Y qué decir de la casa donde nacimos. Ahora quizá no tanto. Pero cuando generación tras generación nace y muere en la misma casa va dejando su huella en cada piedra. La arquitectura, entonces, es un modo de expresión. Como diría Hegel, ha de expresar al espíritu.
Sin embargo, en el siglo XX con frecuencia hemos tropezado con un arte deshumanizado. Los futuristas italianos, en su defensa de este arte nuevo, preferían un automóvil al David de Miguel Ángel. En España, los vanguardistas declararon la guerra al claro de luna.

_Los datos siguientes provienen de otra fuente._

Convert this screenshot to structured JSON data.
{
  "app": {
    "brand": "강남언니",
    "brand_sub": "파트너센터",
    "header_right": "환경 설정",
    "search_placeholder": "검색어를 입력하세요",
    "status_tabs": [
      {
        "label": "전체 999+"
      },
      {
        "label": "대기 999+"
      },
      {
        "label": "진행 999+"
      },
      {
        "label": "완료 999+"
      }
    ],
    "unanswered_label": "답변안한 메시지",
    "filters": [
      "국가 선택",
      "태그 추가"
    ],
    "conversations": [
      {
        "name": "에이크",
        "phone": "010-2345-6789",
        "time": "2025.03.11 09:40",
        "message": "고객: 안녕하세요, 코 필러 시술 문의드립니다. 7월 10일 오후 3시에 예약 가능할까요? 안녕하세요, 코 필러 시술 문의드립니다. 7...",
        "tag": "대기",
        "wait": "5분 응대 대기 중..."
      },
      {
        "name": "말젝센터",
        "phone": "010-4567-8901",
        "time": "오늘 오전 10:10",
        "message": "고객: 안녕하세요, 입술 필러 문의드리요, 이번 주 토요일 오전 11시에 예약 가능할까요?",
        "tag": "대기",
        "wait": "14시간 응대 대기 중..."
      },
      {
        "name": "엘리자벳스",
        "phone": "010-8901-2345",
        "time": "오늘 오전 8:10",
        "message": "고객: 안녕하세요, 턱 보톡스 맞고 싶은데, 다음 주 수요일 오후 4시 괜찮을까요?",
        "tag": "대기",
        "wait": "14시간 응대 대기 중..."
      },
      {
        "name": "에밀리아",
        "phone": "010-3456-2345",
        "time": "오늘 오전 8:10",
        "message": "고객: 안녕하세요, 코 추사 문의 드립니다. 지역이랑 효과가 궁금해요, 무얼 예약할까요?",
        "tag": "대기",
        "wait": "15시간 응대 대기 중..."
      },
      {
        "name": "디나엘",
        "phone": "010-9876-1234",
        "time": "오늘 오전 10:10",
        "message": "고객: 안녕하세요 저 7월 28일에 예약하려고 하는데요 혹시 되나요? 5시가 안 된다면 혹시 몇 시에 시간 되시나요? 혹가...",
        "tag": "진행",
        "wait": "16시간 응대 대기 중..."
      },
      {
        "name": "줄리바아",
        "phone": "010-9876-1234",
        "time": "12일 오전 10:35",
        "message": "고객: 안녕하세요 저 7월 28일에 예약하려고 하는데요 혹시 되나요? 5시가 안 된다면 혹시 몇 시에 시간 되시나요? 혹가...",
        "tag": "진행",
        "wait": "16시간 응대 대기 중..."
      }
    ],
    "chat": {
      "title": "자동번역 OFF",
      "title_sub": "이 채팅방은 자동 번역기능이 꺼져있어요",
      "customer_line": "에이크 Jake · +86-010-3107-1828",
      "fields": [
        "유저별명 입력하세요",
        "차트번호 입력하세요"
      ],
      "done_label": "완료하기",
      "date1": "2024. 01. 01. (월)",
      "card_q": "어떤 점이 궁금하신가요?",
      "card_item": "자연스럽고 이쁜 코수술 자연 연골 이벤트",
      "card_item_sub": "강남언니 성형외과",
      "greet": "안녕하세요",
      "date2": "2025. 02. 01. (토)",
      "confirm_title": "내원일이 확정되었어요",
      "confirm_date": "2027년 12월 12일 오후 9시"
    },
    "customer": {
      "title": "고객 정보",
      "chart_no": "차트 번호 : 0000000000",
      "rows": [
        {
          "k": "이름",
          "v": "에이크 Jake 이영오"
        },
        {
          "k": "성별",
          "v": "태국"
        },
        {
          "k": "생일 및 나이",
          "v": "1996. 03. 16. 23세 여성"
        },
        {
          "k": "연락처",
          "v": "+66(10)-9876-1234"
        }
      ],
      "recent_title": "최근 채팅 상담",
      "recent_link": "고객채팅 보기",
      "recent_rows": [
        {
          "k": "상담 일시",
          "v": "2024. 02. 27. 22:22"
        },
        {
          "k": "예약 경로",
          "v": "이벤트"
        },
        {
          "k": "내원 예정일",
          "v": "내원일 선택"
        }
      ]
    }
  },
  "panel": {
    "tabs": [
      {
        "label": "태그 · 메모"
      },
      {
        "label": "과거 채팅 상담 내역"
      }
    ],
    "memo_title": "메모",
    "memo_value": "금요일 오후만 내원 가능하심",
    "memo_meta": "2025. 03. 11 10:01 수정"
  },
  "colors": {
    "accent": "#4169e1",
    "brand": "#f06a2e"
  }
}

Y, quien en pleno auge de los fascismos (también adalides de este arte deshumanizado), acudiera al cine para ver Metrópolis de Fritz Lang no acertaría a sospechar cuán cotidiana es hoy esa ciudad para madrileños, neoyorquinos o mejicanos. Ciudades así favorecen el desarraigo, no soy de aquí ni de ningún sitio, favorecen la mediocridad, la aparición de hombres grises.
Junto al arte deshumanizado, encontramos en algunos arquitectos de hoy una perversión del gusto que consiste en ignorar que una nueva construcción no ocupa un espacio virgen: está rodeada de bloques de pisos, de jardines, de catedrales que ganan cuando se las contempla desde la distancia. Un buen arquitecto buscaría el modo de mejorar el paisaje, de añadirle algo. Sin embargo, no ocurre así, se desprecia la creación anterior, como si todo fuera secundario respecto a su obra. El famoso moneo de Murcia. Aunque también hay excepciones: cuando se construyó la Torre Eiffel, la mayoría de los parisinos la motejaron de monstruo. Ahora París no sería París sin la Torre Eiffel.
El nihilismo del que alertaba Nietzsche ante la pérdida de los valores tradicionales y la imposibilidad de la mayoría de sustituirlos por otros cobró realidad en el siglo XX (y por lo que parece amenaza con quedarse en el XXI). El siglo que ahora termina ha padecido dos guerras mundiales, la bomba atómica, el sida, los campos de concentración; ha probado todas las revoluciones, en su búsqueda del paraíso en la Tierra, y todas han fracasado, algunas dejando constancia de su vileza ; el relativismo se ha enseñorado del pensamiento ; el hombre ya no se mira en el espejo de Prometeo, sino que emula a Hamlet. Así que tampoco se nos puede pedir que construyamos pirámides, catedrales o palacios. Ni el Escorial, el Arco del Triunfo o la Sagrada Familia. Nos falta grandeza; también fe para creer perdurar en nuestras obras.